積水化学やNTTデータら4社、ペロブスカイト太陽電池の外壁設置用「改良工法」を共同開発

 積水化学工業、積水ソーラーフィルム、NTTデータ、日軽エンジニアリングの4社は、フィルム型ペロブスカイト太陽電池を建物の外壁に設置するための改良工法の共同開発を開始した。2025年10月20日に発表した。

・アルミ押出形材を用いた固定金物の採用により大量生産と軽量化を両立
・垂直面への施工時に発生しやすいフィルム特有の「しわ・よれ」を容易に調整し意匠性を確保

 本開発は、2025年10月から2029年3月まで、フィルム型ペロブスカイト太陽電池の壁面設置に向けた検証を共同で実施するものだ。

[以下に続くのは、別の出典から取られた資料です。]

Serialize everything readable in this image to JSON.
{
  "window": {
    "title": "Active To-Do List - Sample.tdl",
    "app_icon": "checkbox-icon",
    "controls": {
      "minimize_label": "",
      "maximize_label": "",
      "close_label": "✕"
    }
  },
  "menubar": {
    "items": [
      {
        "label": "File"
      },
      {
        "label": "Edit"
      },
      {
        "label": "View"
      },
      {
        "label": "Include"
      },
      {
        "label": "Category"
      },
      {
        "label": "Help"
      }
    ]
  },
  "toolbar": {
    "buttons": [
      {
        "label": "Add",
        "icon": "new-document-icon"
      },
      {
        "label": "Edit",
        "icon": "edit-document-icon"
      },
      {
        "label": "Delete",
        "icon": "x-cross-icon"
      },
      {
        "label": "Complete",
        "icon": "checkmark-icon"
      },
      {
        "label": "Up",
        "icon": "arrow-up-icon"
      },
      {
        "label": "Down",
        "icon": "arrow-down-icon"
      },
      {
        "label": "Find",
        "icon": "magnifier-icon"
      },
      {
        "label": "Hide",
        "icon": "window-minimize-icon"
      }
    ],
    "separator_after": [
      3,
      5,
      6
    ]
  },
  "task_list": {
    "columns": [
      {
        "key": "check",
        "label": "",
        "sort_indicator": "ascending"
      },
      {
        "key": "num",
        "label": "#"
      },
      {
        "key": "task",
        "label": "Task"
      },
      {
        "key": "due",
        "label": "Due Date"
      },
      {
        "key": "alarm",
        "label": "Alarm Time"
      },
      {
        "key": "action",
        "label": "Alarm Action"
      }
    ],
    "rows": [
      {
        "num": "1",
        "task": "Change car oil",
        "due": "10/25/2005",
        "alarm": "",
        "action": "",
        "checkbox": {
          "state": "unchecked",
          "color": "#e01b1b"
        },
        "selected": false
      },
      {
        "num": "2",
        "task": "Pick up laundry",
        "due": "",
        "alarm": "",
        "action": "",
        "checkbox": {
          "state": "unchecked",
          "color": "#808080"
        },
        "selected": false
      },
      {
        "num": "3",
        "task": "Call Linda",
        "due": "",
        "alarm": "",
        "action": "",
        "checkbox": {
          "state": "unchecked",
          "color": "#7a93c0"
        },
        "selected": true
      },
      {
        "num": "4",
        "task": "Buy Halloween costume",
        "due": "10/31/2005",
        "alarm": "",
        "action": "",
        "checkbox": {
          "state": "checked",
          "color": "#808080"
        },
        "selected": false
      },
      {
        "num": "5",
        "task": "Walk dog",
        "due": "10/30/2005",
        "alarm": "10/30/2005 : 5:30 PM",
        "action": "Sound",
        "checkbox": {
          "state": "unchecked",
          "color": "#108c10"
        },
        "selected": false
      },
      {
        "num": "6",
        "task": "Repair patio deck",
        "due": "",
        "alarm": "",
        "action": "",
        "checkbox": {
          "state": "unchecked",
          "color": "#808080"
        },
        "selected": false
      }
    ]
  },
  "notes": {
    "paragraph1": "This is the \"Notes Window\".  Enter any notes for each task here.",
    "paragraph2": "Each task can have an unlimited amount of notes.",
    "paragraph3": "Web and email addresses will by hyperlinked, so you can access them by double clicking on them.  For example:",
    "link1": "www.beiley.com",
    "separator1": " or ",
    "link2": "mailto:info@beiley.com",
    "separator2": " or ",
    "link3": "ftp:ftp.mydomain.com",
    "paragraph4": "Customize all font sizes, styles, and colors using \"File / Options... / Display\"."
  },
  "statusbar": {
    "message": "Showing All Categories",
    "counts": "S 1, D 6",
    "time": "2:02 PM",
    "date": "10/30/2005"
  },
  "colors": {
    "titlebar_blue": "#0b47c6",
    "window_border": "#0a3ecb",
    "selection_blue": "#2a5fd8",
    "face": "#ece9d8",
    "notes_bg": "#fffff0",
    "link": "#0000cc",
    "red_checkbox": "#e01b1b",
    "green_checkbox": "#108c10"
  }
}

 積水化学工業とNTTデータが2023年から「NTT品川TWINS DATA棟」で実施してきた外壁設置実証の知見をもとに、施工性、軽量性、製造コストの課題解決を目指す。

 具体的には、従来の切削加工による固定枠から、アルミ押出形材を用いた固定金物へ変更することで、大幅な軽量化と納期短縮、コスト低減を図る。また、フィルム型特有の課題であった施工時の「しわ・よれ」を容易に調整できる工法を検討し、都市部の建物に求められる高い意匠性も確保する。

 実証では、東京都港区のNTT品川TWINS DATA棟をフィールドとし、設置方法の確立や塩害地域での耐久性、アルミ加工工場での製造性などを多角的に検証する。

 今後、4社は、2025年度内に対象施設への追加設置を行い、施工性や耐久性の検証を深める。2026年度以降は、日軽エンジニアリングにおいて専用の製造ラインを構築し、NTTデータが保有するデータセンターおよびオフィス計16棟への導入拡大に取り組む計画だ。